A unique biography of George Washington inspired by the maps he used throughout his life—offering new insight into the historic events of his era.

From his teens until his death, the maps George Washington purchased and drew were always central to his work—as surveyor, military leader, private citizen, and statesman. After his death, many of the most important maps he had acquired were bound into an atlas, which remained in his family for almost a century before it was sold and eventually ended up at Yale University’s Sterling Memorial Library.

Inspired by this atlas, historian Barnet Schecter has crafted a unique portrait of America’s preeminent founder, interweaving twenty-six of the full maps and some two hundred additional detail views into a full chronicle of Washington’s life. The maps reveal Washington’s deep and abiding connection to the land and his lifelong focus on geography as a way of understanding the world.

The maps place readers at the scene during his first career as a surveyor, measuring and mapping parcels of land for settlers and speculators on Virginia’s western frontier. Drawing and studying maps became second nature for Washington as an officer in the French and Indian War (his skirmish with a French patrol is credited as the war’s spark). The maps he used throughout the American Revolution illuminate his struggles to outmaneuver the far more powerful British forces and maintain his own fragile hold as commander in chief of the Continental army.
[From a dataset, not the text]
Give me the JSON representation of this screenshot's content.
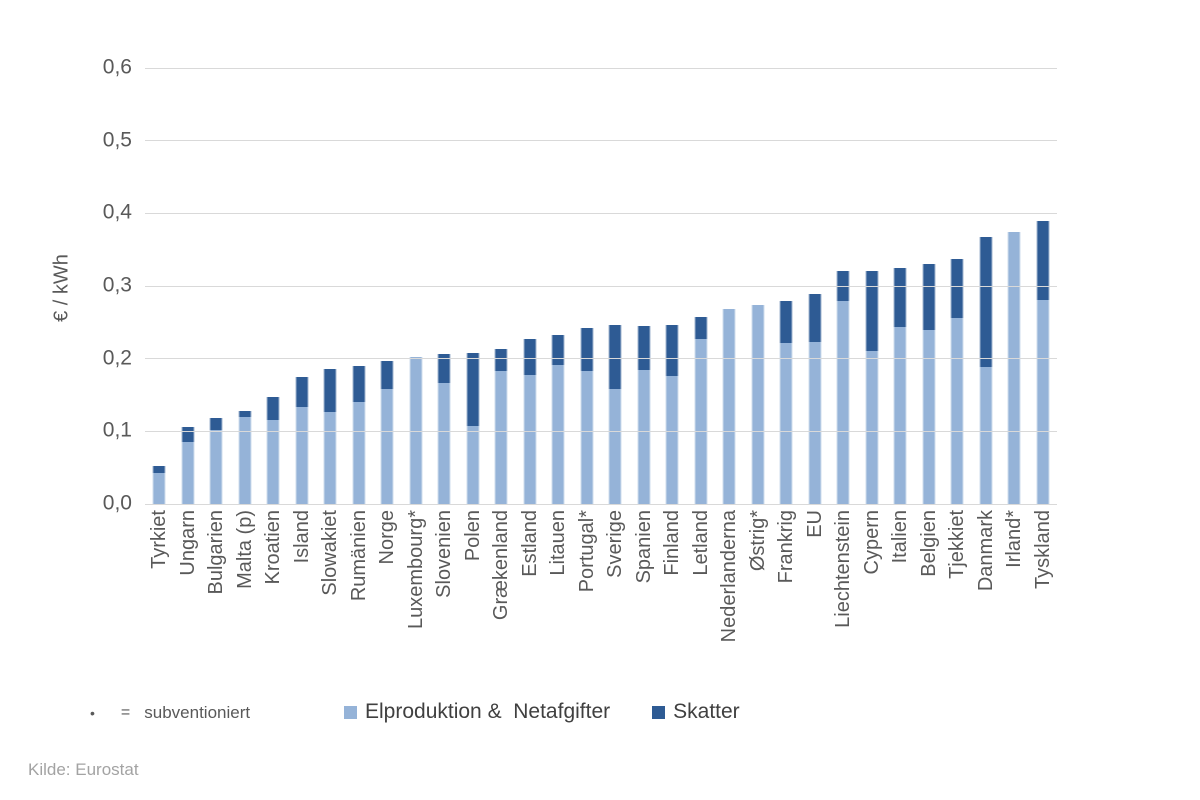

They underscore the many diplomatic challenges he faced throughout his two terms as president—fending off aggression at the borders, walking the razor’s edge of neutrality to keep the fledgling country out of war—and his ongoing efforts to shape and unite the new republic. And they also explain Washington’s relentless passion for acquiring land—he amassed tens of thousands of acres in Virginia, the Ohio country, and western New York—and his ongoing interest in making the Potomac River the primary connection between the eastern and western states.

In addition to the atlas maps and details, a dozen of Washington’s own hand-drawn maps enrich his story. These include his first survey, done at age fifteen, of his brother’s turnip patch; an evocative rendering of his own lands along the Ohio River; a sketch of the townhouses he owned in the District of Columbia; and the splendid survey he completed of his estates at Mount Vernon. Portraits of many of the notable figures with whom Washington interacted—whose exploits also play out on the maps—add resonance the saga of his life and times.

By allowing readers to visualize history through Washington’s eyes, to see events as they unfolded on the maps he studied, George Washington’s America offers a unique perspective on history, and important new insight into Washington’s character and his transformation from private citizen to founding father.